The response of the missionaries is simple and callous: defer blame to Marxist rebels in the region, despite the fact that they were ones plotting with these rebels and they were the ones who had attacked Swami Lakshmananda eight times in nearly forty years. And naturally, the government found itself mired in a bogus investigation, and the world refused to take notice until the next day, when the outraged villagers responded to the shooting death by burning a convent, which was vacated save for a couple of nuns, out of which only one died. And then, of course, the media became compelled to take action.

I was online that day, and happened to read an article from the Associated Press.
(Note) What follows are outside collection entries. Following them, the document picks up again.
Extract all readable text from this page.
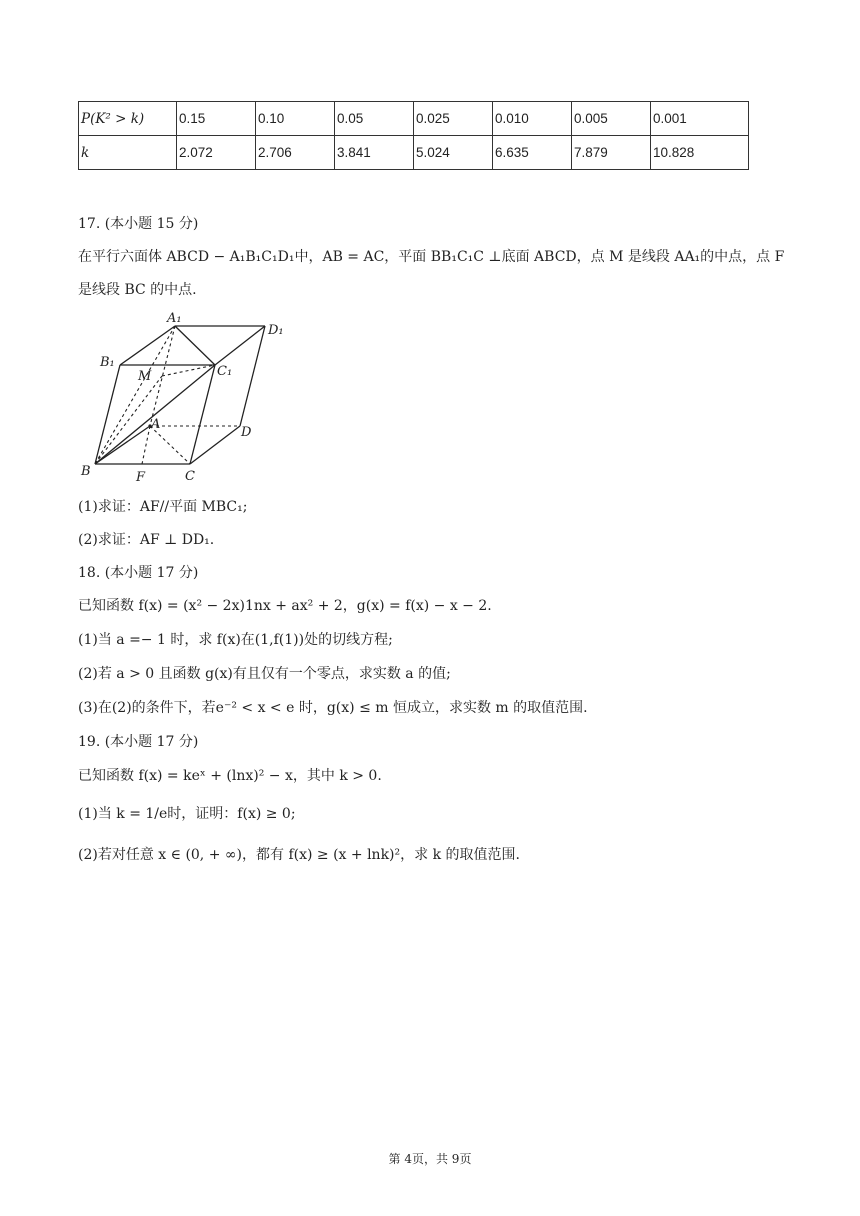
P(K² > k)	0.15	0.10	0.05	0.025	0.010	0.005	0.001
k	2.072	2.706	3.841	5.024	6.635	7.879	10.828
17. (本小题 15 分)
在平行六面体 ABCD − A₁B₁C₁D₁中，AB = AC，平面 BB₁C₁C ⊥底面 ABCD，点 M 是线段 AA₁的中点，点 F
是线段 BC 的中点.
A₁
D₁
B₁
M	C₁
A
D
B	F	C
(1)求证：AF//平面 MBC₁;
(2)求证：AF ⊥ DD₁.
18. (本小题 17 分)
已知函数 f(x) = (x² − 2x)1nx + ax² + 2，g(x) = f(x) − x − 2.
(1)当 a =− 1 时，求 f(x)在(1,f(1))处的切线方程;
(2)若 a > 0 且函数 g(x)有且仅有一个零点，求实数 a 的值;
(3)在(2)的条件下，若e⁻² < x < e 时，g(x) ≤ m 恒成立，求实数 m 的取值范围.
19. (本小题 17 分)
已知函数 f(x) = keˣ + (lnx)² − x，其中 k > 0.
(1)当 k = 1/e时，证明：f(x) ≥ 0;
(2)若对任意 x ∈ (0, + ∞)，都有 f(x) ≥ (x + lnk)²，求 k 的取值范围.
第 4页，共 9页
In it was no mention of the murdered Priest; just a depiction of the “brutality” from the “Hindu fundamentalists.” And that is how they try to douse out our eternal saffron flame that radiates through these turbulent times. They try to make us flee from our heritage in disgrace; try to protect their cause by turning world opinion against us, to make us take a ‘secular’ approach at ruling our own damn country.
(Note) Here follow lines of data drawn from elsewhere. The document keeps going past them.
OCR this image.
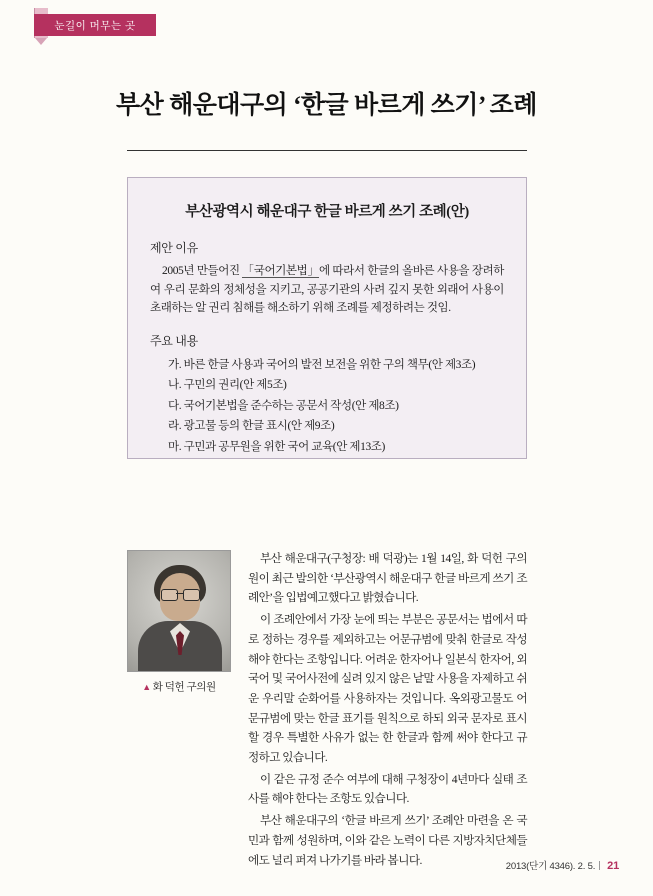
눈길이 머무는 곳
부산 해운대구의 ‘한글 바르게 쓰기’ 조례
부산광역시 해운대구 한글 바르게 쓰기 조례(안)
제안 이유

2005년 만들어진 「국어기본법」에 따라서 한글의 올바른 사용을 장려하여 우리 문화의 정체성을 지키고, 공공기관의 사려 깊지 못한 외래어 사용이 초래하는 알 권리 침해를 해소하기 위해 조례를 제정하려는 것임.

주요 내용
가. 바른 한글 사용과 국어의 발전 보전을 위한 구의 책무(안 제3조)
나. 구민의 권리(안 제5조)
다. 국어기본법을 준수하는 공문서 작성(안 제8조)
라. 광고물 등의 한글 표시(안 제9조)
마. 구민과 공무원을 위한 국어 교육(안 제13조)
▲ 화 덕헌 구의원

부산 해운대구(구청장: 배 덕광)는 1월 14일, 화 덕헌 구의원이 최근 발의한 ‘부산광역시 해운대구 한글 바르게 쓰기 조례안’을 입법예고했다고 밝혔습니다.

이 조례안에서 가장 눈에 띄는 부분은 공문서는 법에서 따로 정하는 경우를 제외하고는 어문규범에 맞춰 한글로 작성해야 한다는 조항입니다. 어려운 한자어나 일본식 한자어, 외국어 및 국어사전에 실려 있지 않은 낱말 사용을 자제하고 쉬운 우리말 순화어를 사용하자는 것입니다. 옥외광고물도 어문규범에 맞는 한글 표기를 원칙으로 하되 외국 문자로 표시할 경우 특별한 사유가 없는 한 한글과 함께 써야 한다고 규정하고 있습니다.

이 같은 규정 준수 여부에 대해 구청장이 4년마다 실태 조사를 해야 한다는 조항도 있습니다.

부산 해운대구의 ‘한글 바르게 쓰기’ 조례안 마련을 온 국민과 함께 성원하며, 이와 같은 노력이 다른 지방자치단체들에도 널리 퍼져 나가기를 바라 봅니다.	2013(단기 4346). 2. 5. 21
Is violence ever justified? Not really. Ahimsa (nonviolence) is a central tenet in Hinduism. But cowardice is weakness, and in an era when Islamic terrorists have bombed the Indian Embassy in Afghanistan, and in cities like Jaipur and Bangalore recently (to say nothing of the attack on Mumbai), there comes a time when the flame rages fiercely, to the point where it cannot be contained until it asserts itself boldly, a brilliant spark of rage against the drab dismally gray scenery. And that’s the power of saffron.
Blasphemy.

“Two wrongs don’t make a right,” my Catholic school principal used to say to me at times when it clearly wasn’t warranted, like when I needed to retort the bully who tried to demean me on a constant basis. Of course, such dogma comes in handy when it’s time to cover up like a murderer who was caught red-handed. Which ‘wrong’ hurts more: the sexual abuse of a young boy or the subsequent murder of one of the defrocked priests in jail? The closing of a school due to debt from multimillion dollar lawsuits or the activism against the closure? The murder of an eighty-year old Hindu priest and his wife or the subsequent riots? Well, which one could have been avoided had one of those not occurred first?
There comes a time when we must remember our roots and follow their blazing path towards justice. There comes the time when a central potent light guides us all. A spark was ignited, and it has now grown into a ball of flame capable of cleansing us of our weakness, bringing us back onto a track of peace and prosperity.

It’s the saffron state of mind, and it glows brighter than ever before.